The public campus crime log is one of the most visible and practical transparency tools within the Jeanne Clery Act. However, it did not appear fully formed in federal law. Over the course of a decade, this vital campus safety measure evolved through grassroots student activism, state-level experimentation, congressional hearings, and negotiated rulemaking.
Its core purpose, as envisioned by the advocates who fought for it, was simple: to give student journalists and campus media timely access to crime information so they could rapidly inform the broader campus community.
Here is the history of how the Clery Act campus crime log requirement came to be.
1991: The Spark at Harvard University
The modern campus crime log movement began with Joshua A. Gerstein, a Harvard Crimson editor and student activist. In 1991, Gerstein drafted legislation in Massachusetts that required college and university police departments to maintain daily public logs of reported crimes and arrests—holding them to the exact same standard as city and town police forces.
As reported in The Harvard Crimson on October 8, 1991:
“The legislation, which was drafted last year by Joshua A. Gerstein ’91, eliminates an ambiguity in the law that allowed college and University police forces to disclose less information in their public logs than city and town police forces.”
Gerstein explained his motivation for the push:
“It had become clear that some colleges weren’t being as forthcoming about reporting crimes on campus. The most sensible thing to do was to make an amendment to the law that would make the same responsibility for campus police to make information public as any other police department in the state.”
Signed in July 1991, this Massachusetts law became the national model for what would eventually become the federal Clery Act crime log requirement.
1989–1995: State-Level Momentum and Safe Campuses Now
Student activists across the country quickly built on Gerstein’s success in Massachusetts.
The grassroots foundation was laid in 1989 when University of Georgia student Dana Getzinger founded Safe Campuses Now (SCN) after surviving a violent attack. In 1991, S. Daniel Carter founded the University of Tennessee, Knoxville chapter of SCN. Under Carter’s leadership, the chapter helped pass Tennessee’s Safe Campuses Reporting Act in 1993, which officially mandated public campus crime logs in the state.
By 1995, Security On Campus, Inc. (S.O.C.)—founded by Howard and Connie Clery following the tragic 1986 murder of their daughter, Jeanne—was actively pushing for a federal version of the open log. The Fall-Winter 1995 issue of S.O.C.’s Campus Watch newsletter noted that Carter was “currently working on federal legislation requiring Open Campus Police Logs at all federally funded colleges and universities.”
1996–1997: Congressional Hearings and Federal Legislation

In June 1996, the House Subcommittee on Postsecondary Education held hearings on H.R. 2416, the Open Campus Police Logs Act. S.O.C. submitted extensive materials for the record to promote the crime log requirement.
The legislative push continued into 1997 when the Subcommittee heard testimony on H.R. 715, the Accuracy in Campus Crime Reporting Act, which included the open crime log mandate. Driven by powerful lobbying from the Society of Professional Journalists (SPJ) and the Student Press Law Center (SPLC), advocates argued that annual crime statistics were insufficient for keeping students safe on a daily basis.

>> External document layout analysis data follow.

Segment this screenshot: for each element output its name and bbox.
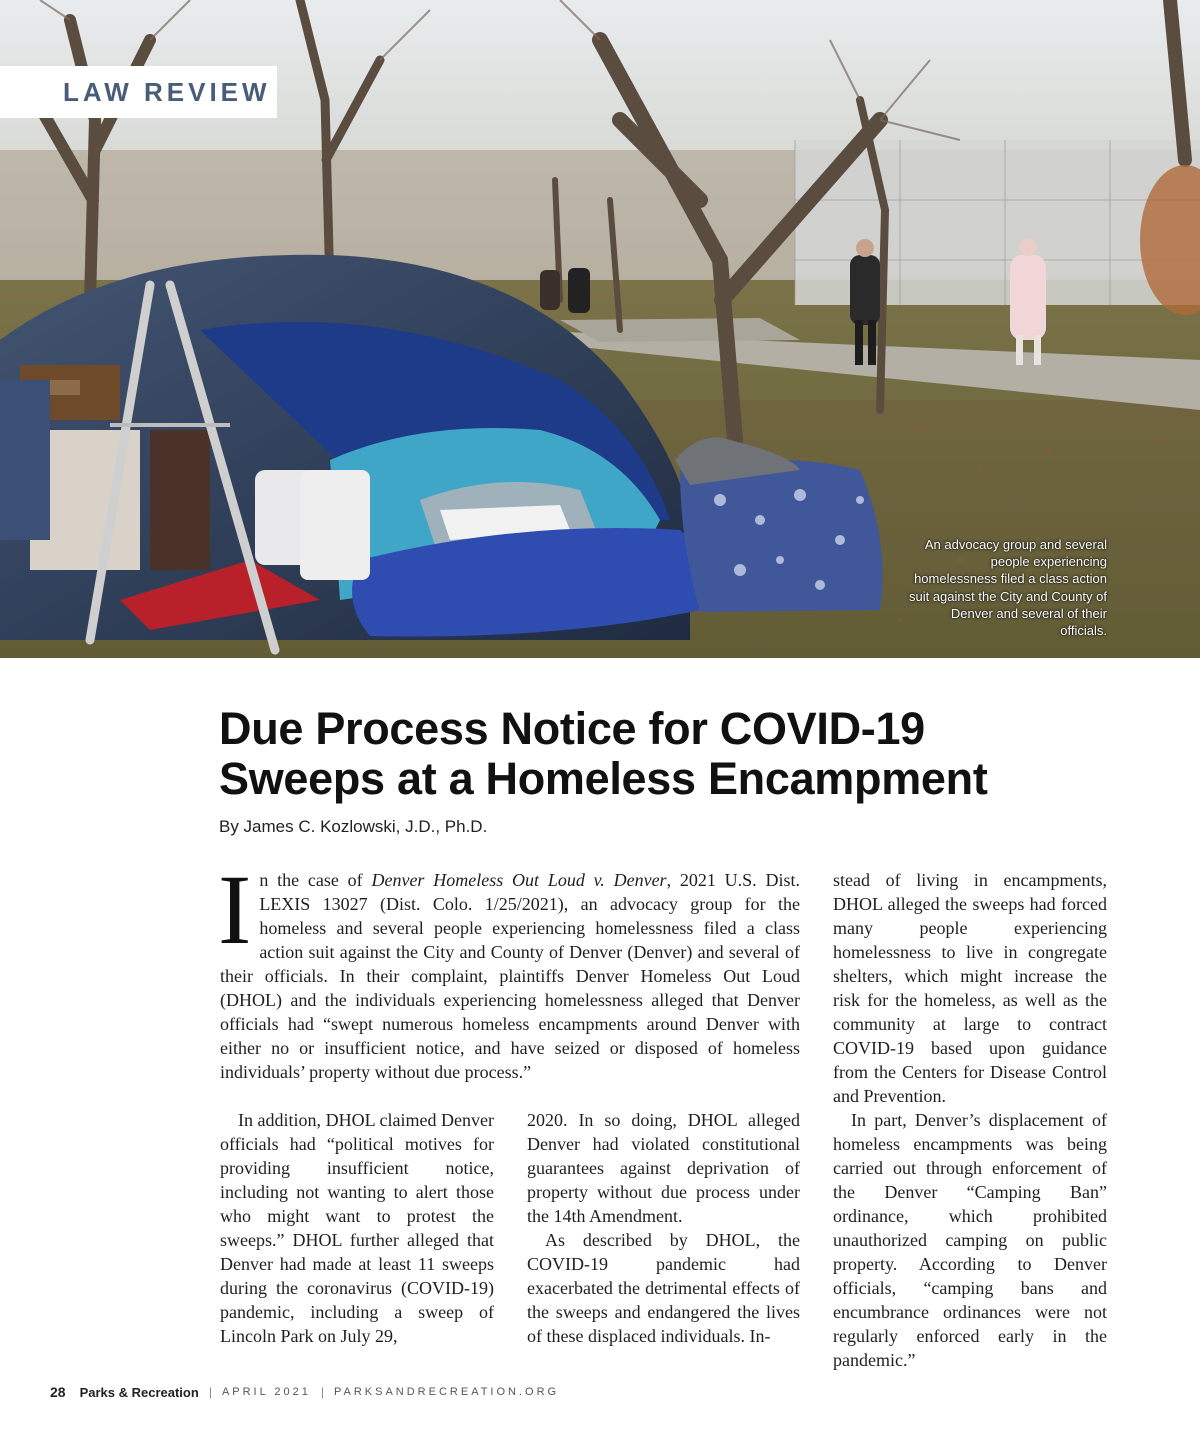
column-3-paragraph-1: stead of living in encampments, DHOL alleged the sweeps had forced many people experiencing homelessness to live in congregate shelters, which might increase the risk for the homeless, as well as the community at large to contract COVID-19 based upon guidance from the Centers for Disease Control and Prevention.: [833, 870, 1107, 1106]
intro-text-start: n the case of: [259, 870, 372, 890]
section-label: LAW REVIEW: [0, 66, 277, 118]
intro-text-rest: , 2021 U.S. Dist. LEXIS 13027 (Dist. Colo. 1/25/2021), an advocacy group for the homeless and several people experiencing homelessness filed a class action suit against the City and County of Denver (Denver) and several of their officials. In their complaint, plaintiffs Denver Homeless Out Loud (DHOL) and the individuals experiencing homelessness alleged that Denver officials had “swept numerous homeless encampments around Denver with either no or insufficient notice, and have seized or disposed of homeless individuals’ property without due process.”: [220, 870, 800, 1082]
case-name: Denver Homeless Out Loud v. Denver: [371, 870, 667, 890]
article-title: [219, 704, 1119, 804]
photo-caption: An advocacy group and several people experiencing homelessness filed a class action suit against the City and County of Denver and several of their officials.: [908, 537, 1107, 639]
drop-cap: I: [218, 854, 252, 965]
author-byline: By James C. Kozlowski, J.D., Ph.D.: [219, 817, 488, 836]
magazine-name: Parks & Recreation: [79, 1384, 199, 1400]
hero-photo: [0, 0, 1200, 658]
title-line-1: Due Process Notice for COVID-19: [219, 703, 925, 754]
page-number: 28: [50, 1384, 66, 1400]
column-2-paragraph-2: As described by DHOL, the COVID-19 pandemic had exacerbated the detrimental effects of the sweeps and endangered the lives of these displaced individuals. In-: [527, 1230, 800, 1346]
title-line-2: Sweeps at a Homeless Encampment: [219, 753, 988, 804]
footer-separator: |: [208, 1385, 212, 1399]
column-1-paragraph: In addition, DHOL claimed Denver officials had “political motives for providing insufficient notice, including not wanting to alert those who might want to protest the sweeps.” DHOL further alleged that Denver had made at least 11 sweeps during the coronavirus (COVID-19) pandemic, including a sweep of Lincoln Park on July 29,: [220, 1110, 494, 1346]
website-link[interactable]: PARKSANDRECREATION.ORG: [333, 1386, 560, 1398]
footer-separator: |: [320, 1385, 324, 1399]
page-footer: [50, 1384, 559, 1400]
column-3-paragraph-2: In part, Denver’s displacement of homeless encampments was being carried out through enforcement of the Denver “Camping Ban” ordinance, which prohibited unauthorized camping on public property. According to Denver officials, “camping bans and encumbrance ordinances were not regularly enforced early in the pandemic.”: [833, 1110, 1107, 1370]
column-2-paragraph-1: 2020. In so doing, DHOL alleged Denver had violated constitutional guarantees against deprivation of property without due process under the 14th Amendment.: [527, 1110, 800, 1226]
issue-date: APRIL 2021: [221, 1386, 311, 1398]
intro-paragraph: [218, 854, 800, 1084]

Crystal Paulk, testifying for the SPJ and the Campus Courts Task Force, highlighted how open logs successfully protected students at the University of Georgia:
“On a warm spring Sunday morning in 1995, a female student was jogging alone on the sidewalk behind the University of Georgia football stadium… Several hours after the attack was reported, University of Georgia police issued a press release with specific information about the time and location of the assault. It also included a description of the woman’s assailant. This immediate response most likely prevented another assault because the campus community was an informed community.”
Paulk firmly concluded there was “no logical reason” for university officials to deny access to these crucial police reports.

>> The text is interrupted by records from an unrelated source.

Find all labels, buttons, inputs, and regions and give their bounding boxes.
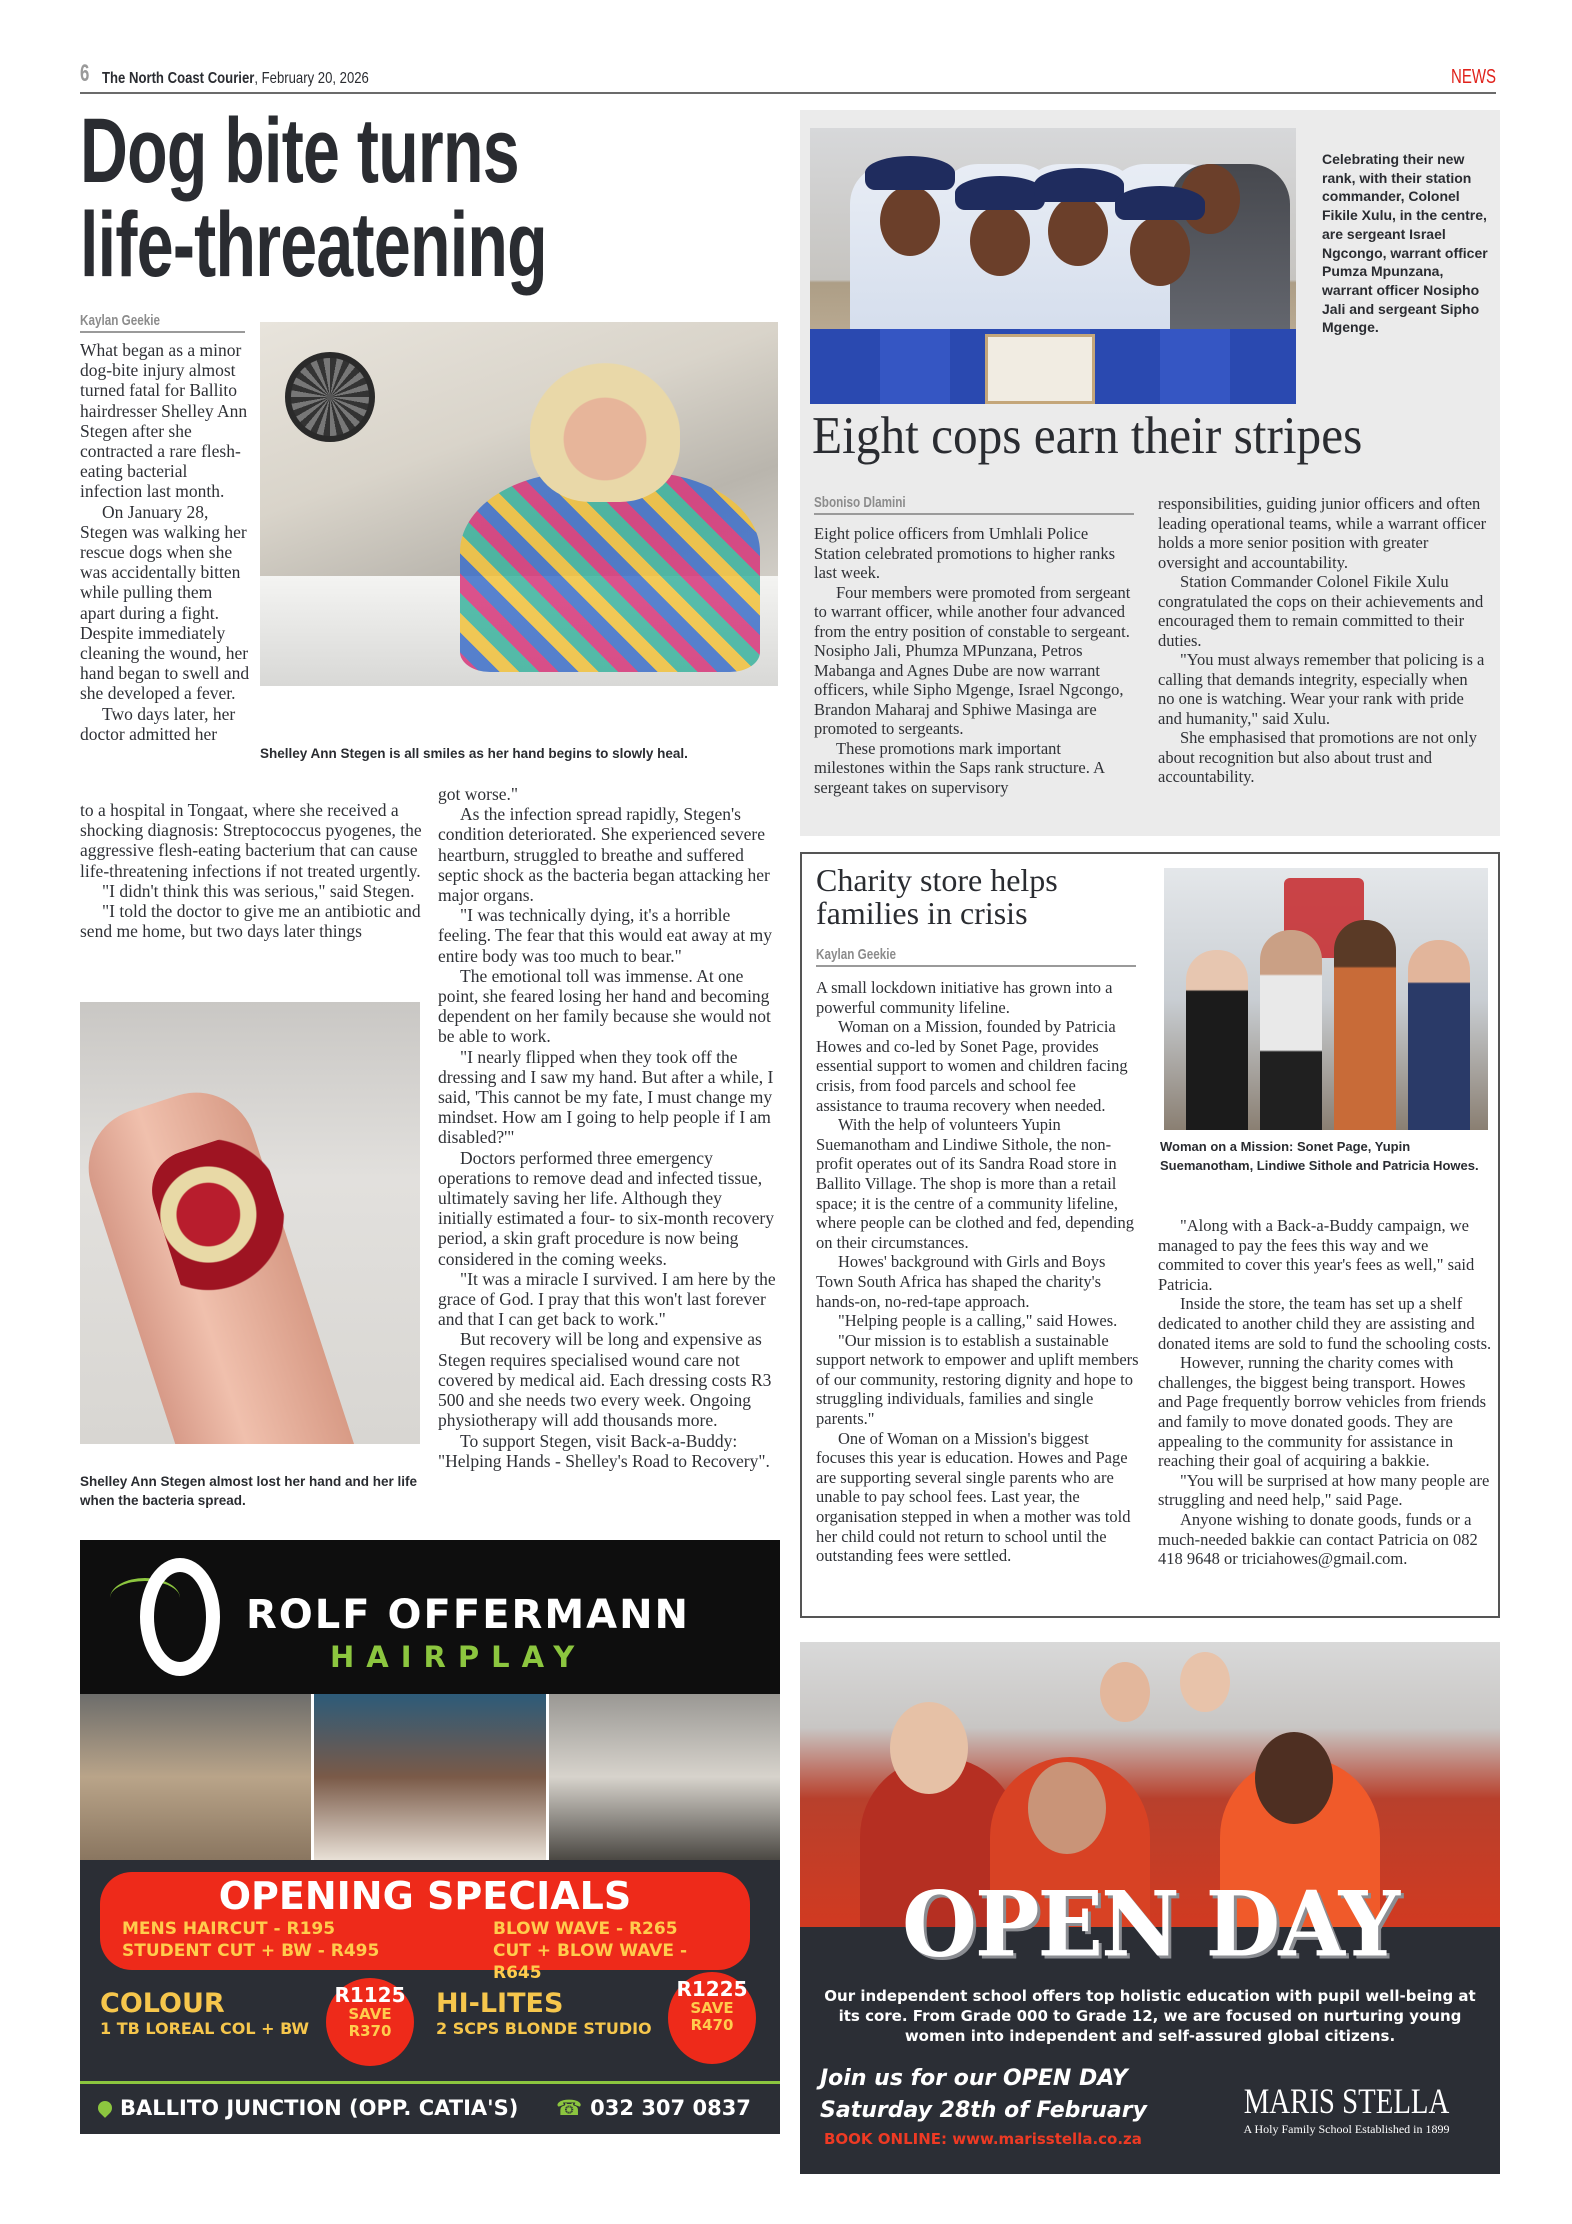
fan-shape bbox=[285, 352, 375, 442]
paragraph: To support Stegen, visit Back-a-Buddy: "Helping Hands - Shelley's Road to Recovery". bbox=[438, 1430, 770, 1471]
charity-article bbox=[800, 852, 1500, 1618]
paragraph: However, running the charity comes with challenges, the biggest being transport. Howes and Page frequently borrow vehicles from friends and family to move donated goods. They are appealing to the community for assistance in reaching their goal of acquiring a bakkie. bbox=[1158, 1353, 1487, 1471]
cops-article bbox=[800, 110, 1500, 836]
section-label: NEWS bbox=[1451, 66, 1496, 88]
paragraph: A small lockdown initiative has grown into a powerful community lifeline. bbox=[816, 978, 1113, 1017]
rolf-offermann-ad[interactable] bbox=[80, 1540, 780, 2134]
phone-icon: ☎ bbox=[556, 2096, 583, 2120]
paragraph: With the help of volunteers Yupin Suemanotham and Lindiwe Sithole, the non-profit operates out of its Sandra Road store in Ballito Village. The shop is more than a retail space; it is the centre of a community lifeline, where people can be clothed and fed, depending on their circumstances. bbox=[816, 1115, 1134, 1252]
dog-bite-article bbox=[80, 100, 780, 1524]
headline-line-1: Dog bite turns bbox=[80, 100, 519, 202]
logo-o-icon bbox=[140, 1558, 220, 1676]
headline-line-1: Charity store helps bbox=[816, 862, 1058, 898]
maris-stella-ad[interactable] bbox=[800, 1642, 1500, 2174]
masthead bbox=[80, 60, 1496, 94]
paragraph: The emotional toll was immense. At one point, she feared losing her hand and becoming dependent on her family because she would not be able to work. bbox=[438, 965, 771, 1047]
paragraph: "It was a miracle I survived. I am here by the grace of God. I pray that this won't last forever and that I can get back to work." bbox=[438, 1268, 776, 1330]
paragraph: One of Woman on a Mission's biggest focuses this year is education. Howes and Page are supporting several single parents who are unable to pay school fees. Last year, the organisation stepped in when a mother was told her child could not return to school until the outstanding fees were settled. bbox=[816, 1428, 1131, 1566]
price-badge: R1225 SAVE R470 bbox=[668, 1972, 756, 2064]
paragraph: "I didn't think this was serious," said Stegen. bbox=[102, 880, 415, 901]
ad-footer bbox=[80, 2084, 780, 2134]
paragraph: Anyone wishing to donate goods, funds or a much-needed bakkie can contact Patricia on 082 418 9648 or triciahowes@gmail.com. bbox=[1158, 1509, 1478, 1569]
special-item: BLOW WAVE - R265 bbox=[493, 1919, 678, 1939]
special-item: CUT + BLOW WAVE - R645 bbox=[493, 1941, 687, 1983]
article-body-col1 bbox=[814, 524, 1134, 797]
hospital-photo bbox=[260, 322, 778, 686]
byline: Kaylan Geekie bbox=[80, 312, 245, 333]
salon-photo-1 bbox=[80, 1694, 311, 1860]
special-item: STUDENT CUT + BW - R495 bbox=[122, 1941, 380, 1961]
police-photo bbox=[810, 128, 1296, 404]
price-badge: R1125 SAVE R370 bbox=[326, 1978, 414, 2066]
charity-photo bbox=[1164, 868, 1488, 1130]
byline: Kaylan Geekie bbox=[816, 946, 1136, 967]
paragraph: These promotions mark important milestones within the Saps rank structure. A sergeant takes on supervisory bbox=[814, 738, 1105, 797]
page-number: 6 bbox=[80, 60, 90, 87]
article-body-col1-wide bbox=[80, 800, 425, 941]
event-details: Join us for our OPEN DAY Saturday 28th of February bbox=[820, 2066, 1147, 2123]
paragraph: Doctors performed three emergency operations to remove dead and infected tissue, ultimately saving her life. Although they initially estimated a four- to six-month recovery period, a skin graft procedure is now being considered in the coming weeks. bbox=[438, 1147, 774, 1269]
paragraph: "I nearly flipped when they took off the dressing and I saw my hand. But after a while, I said, 'This cannot be my fate, I must change my mindset. How am I going to help people if I am disabled?'" bbox=[438, 1046, 774, 1148]
paragraph: "Helping people is a calling," said Howes. bbox=[838, 1311, 1118, 1331]
photo-caption: Celebrating their new rank, with their station commander, Colonel Fikile Xulu, in the centre, are sergeant Israel Ngcongo, warrant officer Pumza Mpunzana, warrant officer Nosipho Jali and sergeant Sipho Mgenge. bbox=[1322, 151, 1488, 336]
headline-line-2: life-threatening bbox=[80, 194, 547, 296]
headline-line-2: families in crisis bbox=[816, 895, 1028, 931]
salon-photo-3 bbox=[549, 1694, 780, 1860]
paragraph: "I was technically dying, it's a horrible feeling. The fear that this would eat away at my entire body was too much to bear." bbox=[438, 905, 773, 966]
article-body-col2 bbox=[1158, 1216, 1492, 1569]
paragraph: As the infection spread rapidly, Stegen's condition deteriorated. She experienced severe heartburn, struggled to breathe and suffered septic shock as the bacteria began attacking her major organs. bbox=[438, 804, 770, 906]
publication-line bbox=[102, 70, 369, 88]
article-body-col1-narrow bbox=[80, 340, 250, 744]
book-online-link[interactable]: BOOK ONLINE: www.marisstella.co.za bbox=[824, 2130, 1142, 2148]
ad-description: Our independent school offers top holistic education with pupil well-being at its core. From Grade 000 to Grade 12, we are focused on nurturing young women into independent and self-assured global citizens. bbox=[824, 1987, 1476, 2045]
article-headline bbox=[80, 100, 547, 296]
byline: Sboniso Dlamini bbox=[814, 494, 1134, 515]
photo-caption: Woman on a Mission: Sonet Page, Yupin Suemanotham, Lindiwe Sithole and Patricia Howes. bbox=[1160, 1139, 1479, 1173]
paragraph: "You will be surprised at how many people are struggling and need help," said Page. bbox=[1158, 1470, 1490, 1510]
promo-colour: COLOUR 1 TB LOREAL COL + BW bbox=[100, 1988, 310, 2038]
specials-list bbox=[100, 1918, 750, 1984]
paragraph: What began as a minor dog-bite injury almost turned fatal for Ballito hairdresser Shelley Ann Stegen after she contracted a rare flesh-eating bacterial infection last month. bbox=[80, 340, 248, 502]
specials-title: OPENING SPECIALS bbox=[218, 1874, 632, 1918]
opening-specials-banner bbox=[100, 1872, 750, 1983]
ad-header bbox=[80, 1540, 780, 1694]
sub-brand: HAIRPLAY bbox=[330, 1640, 587, 1674]
ad-headline: OPEN DAY bbox=[901, 1871, 1399, 1978]
paragraph: Howes' background with Girls and Boys Town South Africa has shaped the charity's hands-on, no-red-tape approach. bbox=[816, 1252, 1106, 1311]
paragraph: She emphasised that promotions are not only about recognition but also about trust and accountability. bbox=[1158, 728, 1477, 786]
location: BALLITO JUNCTION (OPP. CATIA'S) bbox=[98, 2096, 518, 2120]
paragraph: Inside the store, the team has set up a shelf dedicated to another child they are assisting and donated items are sold to fund the schooling costs. bbox=[1158, 1294, 1492, 1353]
paragraph: "Along with a Back-a-Buddy campaign, we managed to pay the fees this way and we commited to cover this year's fees as well," said Patricia. bbox=[1158, 1216, 1475, 1294]
photo-caption: Shelley Ann Stegen almost lost her hand and her life when the bacteria spread. bbox=[80, 1474, 418, 1508]
paragraph: responsibilities, guiding junior officers and often leading operational teams, while a warrant officer holds a more senior position with greater oversight and accountability. bbox=[1158, 494, 1487, 572]
article-body-col1 bbox=[816, 978, 1142, 1566]
publication-name: The North Coast Courier bbox=[102, 70, 255, 87]
paragraph: Four members were promoted from sergeant to warrant officer, while another four advanced from the entry position of constable to sergeant. Nosipho Jali, Phumza MPunzana, Petros Mabanga and Agnes Dube are now warrant officers, while Sipho Mgenge, Israel Ngcongo, Brandon Maharaj and Sphiwe Masinga are promoted to sergeants. bbox=[814, 582, 1131, 738]
location-pin-icon bbox=[95, 2098, 115, 2118]
paragraph: Station Commander Colonel Fikile Xulu congratulated the cops on their achievements and encouraged them to remain committed to their duties. bbox=[1158, 572, 1484, 650]
photo-caption: Shelley Ann Stegen is all smiles as her hand begins to slowly heal. bbox=[260, 746, 688, 761]
promo-hilites: HI-LITES 2 SCPS BLONDE STUDIO bbox=[436, 1988, 652, 2038]
salon-photo-2 bbox=[314, 1694, 545, 1860]
paragraph: Eight police officers from Umhlali Police Station celebrated promotions to higher ranks last week. bbox=[814, 524, 1116, 582]
brand-name: ROLF OFFERMANN bbox=[246, 1592, 691, 1638]
paragraph: Two days later, her doctor admitted her bbox=[80, 703, 236, 744]
article-body-col2 bbox=[1158, 494, 1488, 787]
school-logo: MARIS STELLA A Holy Family School Established in 1899 bbox=[1243, 2081, 1450, 2136]
paragraph: On January 28, Stegen was walking her rescue dogs when she was accidentally bitten while pulling them apart during a fight. Despite immediately cleaning the wound, her hand began to swell and she developed a fever. bbox=[80, 501, 250, 704]
publication-date: , February 20, 2026 bbox=[254, 70, 369, 87]
salon-photos bbox=[80, 1694, 780, 1860]
article-headline: Eight cops earn their stripes bbox=[812, 407, 1363, 465]
paragraph: "Our mission is to establish a sustainable support network to empower and uplift members of our community, restoring dignity and hope to struggling individuals, families and single parents." bbox=[816, 1330, 1139, 1429]
paragraph: Woman on a Mission, founded by Patricia Howes and co-led by Sonet Page, provides essential support to women and children facing crisis, from food parcels and school fee assistance to trauma recovery when needed. bbox=[816, 1017, 1128, 1115]
special-item: MENS HAIRCUT - R195 bbox=[122, 1919, 336, 1939]
article-headline bbox=[816, 864, 1058, 930]
article-body-col2 bbox=[438, 784, 780, 1471]
wound-photo bbox=[80, 1002, 420, 1444]
paragraph: got worse." bbox=[438, 784, 519, 804]
paragraph: "I told the doctor to give me an antibiotic and send me home, but two days later things bbox=[80, 901, 421, 942]
paragraph: to a hospital in Tongaat, where she received a shocking diagnosis: Streptococcus pyogenes, the aggressive flesh-eating bacterium that can cause life-threatening infections if not treated urgently. bbox=[80, 800, 422, 881]
paragraph: But recovery will be long and expensive as Stegen requires specialised wound care not covered by medical aid. Each dressing costs R3 500 and she needs two every week. Ongoing physiotherapy will add thousands more. bbox=[438, 1329, 772, 1431]
phone[interactable]: ☎ 032 307 0837 bbox=[556, 2096, 751, 2120]
paragraph: "You must always remember that policing is a calling that demands integrity, especially when no one is watching. Wear your rank with pride and humanity," said Xulu. bbox=[1158, 650, 1485, 728]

1998: Enactment in the Higher Education Amendments

The relentless advocacy paid off. The crime log requirement was officially incorporated into the 1998 Higher Education Amendments (Public Law 105-244), signed into law by President Bill Clinton on October 7, 1998.
The final statutory language (20 U.S.C. § 1092(f)) formally requires institutions with a police or security department to maintain a daily crime log. Crucially, this log must be “open to public inspection” within two business days of the initial crime report.
1999: Final Regulations and Negotiated Rulemaking
Passing the law was only the first step; implementing it required clear federal guidelines. In 1999, the U.S. Department of Education convened a negotiated rulemaking committee to draft the implementing regulations for the Clery Act updates.
The Clery Act Crime Log Today: Empowering Campus Media
While the Clery Act grants public inspection rights to anyone, the advocates who fought for the daily crime log requirement—including Gerstein, Carter, SCN, SPJ, SPLC, and Security On Campus, Inc.—consistently envisioned student journalists as the primary end-users.
Their expectation was that campus media would regularly review the log and act as an information pipeline, disseminating key safety details quickly to students, parents, and faculty. Today, the Clery Act daily crime log is far more than a bureaucratic checkbox; it remains a deliberate, effective transparency tool designed to keep the broader campus community informed and safe.